Ce que révèle la sociologie sur un métier complexe, transformé – et encore invisible
Depuis des décennies, les métiers d’assistanat se transforment. La technologie évolue, les organisations se restructurent, les attentes des managers changent. Pourtant, une constante demeure : la réalité de ce travail reste mal vue, mal nommée, et peu reconnue.
C’est ce que confirme la recherche menée par Marie BENEDETTO-MEYER, Enseignante-Chercheuse et Maîtresse de conférences en sociologie à l’Université de Versailles-Saint-Quentin-en-Yvelines (Laboratoire Printemps/CNRS), dans le cadre de son étude menée avec le soutien du Lab Innov’Action dans le cadre d’un partenariat avec la FFMAS. Après l’analyse de données statistiques et une série d’entretiens individuels, un atelier collectif a permis d’approfondir les enseignements — et les révélations sont éclairantes.
Un métier aux racines profondément féminines — et aux enjeux de reconnaissance ancien
Pour comprendre le présent, la sociologie remonte aux origines. Dès le début du XIXe siècle, la profession se féminise, d’abord par l’arrivée de femmes éduquées. Mais le métier se retrouve rapidement déclassifié par son industrialisation : les « pools de sténo-dactylo » marquent une époque où l’interchangeabilité prime sur la compétence.
Plus tard, au croisement du secrétaire masculin et de la dactylo, naît l’assistante telle qu’on la connaît aujourd’hui. Mais la reconnaissance ne suit pas. Lors même des grandes refontes des classifications professionnelles, ces métiers « ne savent pas taper du poing sur la table », selon les mots de la chercheuse. Résultat : ils passent vite, mal évalués dans les grilles officielles.
“Dès les années 2000, on passe de la secrétaire dévouée à la professionnelle spécialisée. C’est compliqué de lutter contre les imaginaires collectifs et de faire reconnaître la formation.”
— Marie BENEDETTO-MEYER
Ce contexte historique n’est pas anecdotique. Il explique pourquoi tant d’assistant(e)s ressentent aujourd’hui un écart douloureux entre la réalité de leur expertise et la manière dont leur travail est perçu — y compris par leur propre employeur.
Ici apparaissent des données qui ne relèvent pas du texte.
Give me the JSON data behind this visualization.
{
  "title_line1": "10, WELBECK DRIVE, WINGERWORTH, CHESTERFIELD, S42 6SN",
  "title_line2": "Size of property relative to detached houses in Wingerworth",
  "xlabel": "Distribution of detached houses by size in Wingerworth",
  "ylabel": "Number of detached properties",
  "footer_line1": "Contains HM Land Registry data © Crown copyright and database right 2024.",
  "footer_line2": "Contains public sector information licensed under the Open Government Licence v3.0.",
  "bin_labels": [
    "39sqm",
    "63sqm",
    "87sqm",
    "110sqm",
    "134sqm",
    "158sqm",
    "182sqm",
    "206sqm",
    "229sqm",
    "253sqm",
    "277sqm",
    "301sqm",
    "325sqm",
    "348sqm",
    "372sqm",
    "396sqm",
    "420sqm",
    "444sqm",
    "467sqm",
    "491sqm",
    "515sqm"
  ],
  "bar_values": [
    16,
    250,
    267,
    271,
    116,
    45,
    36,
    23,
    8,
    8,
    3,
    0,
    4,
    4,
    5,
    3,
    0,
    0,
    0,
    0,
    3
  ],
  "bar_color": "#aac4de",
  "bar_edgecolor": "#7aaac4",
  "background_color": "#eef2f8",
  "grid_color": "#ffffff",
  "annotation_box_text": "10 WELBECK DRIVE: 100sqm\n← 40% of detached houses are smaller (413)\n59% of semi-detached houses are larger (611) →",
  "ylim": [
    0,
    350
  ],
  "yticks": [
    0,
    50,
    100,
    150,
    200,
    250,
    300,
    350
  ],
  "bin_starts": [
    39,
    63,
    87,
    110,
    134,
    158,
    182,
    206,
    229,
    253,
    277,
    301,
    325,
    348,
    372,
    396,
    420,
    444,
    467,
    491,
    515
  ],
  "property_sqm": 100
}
Trois fonctions distinctes dans un seul poste
L’un des apports les plus opérationnels de la recherche est l’identification de trois grandes catégories d’activités, souvent fondues dans un seul intitulé de poste :
| 🟦 Fonction 1 — Assister (soutien direct au manager) – Libérer le manager de la charge opérationnelle – Gestion de l’agenda, des déplacements, des notes de frais – Préparation de dossiers, comptes rendus, mise en forme – Remonter les signaux faibles, donner des avis |
| 🟧 Fonction 2 — Organiser un collectif (compétence systémique) – Cartographier le réseau interne : qui fait quoi, qui peut faire quoi – Gérer l’événementiel, les pannes, les processus transverses – Prendre en charge des sujets QVT, RSE, RGPD, déménagements – Formaliser les savoirs, créer des arborescences, gérer la GED |
| 🟨 Fonction 3 — Gérer et administrer (expertise technique) – Comptabilité, RH, appels d’offres, juridique, formation – Première ou deuxième ligne selon le niveau de spécialisation – Opportunités réelles de carrière ascendante |
Ces trois fonctions coexistent — souvent simultanément — dans un seul poste. C’est précisément ce qui rend le métier si exigeant, et si difficile à évaluer avec des grilles conçues pour des postes mono-fonction.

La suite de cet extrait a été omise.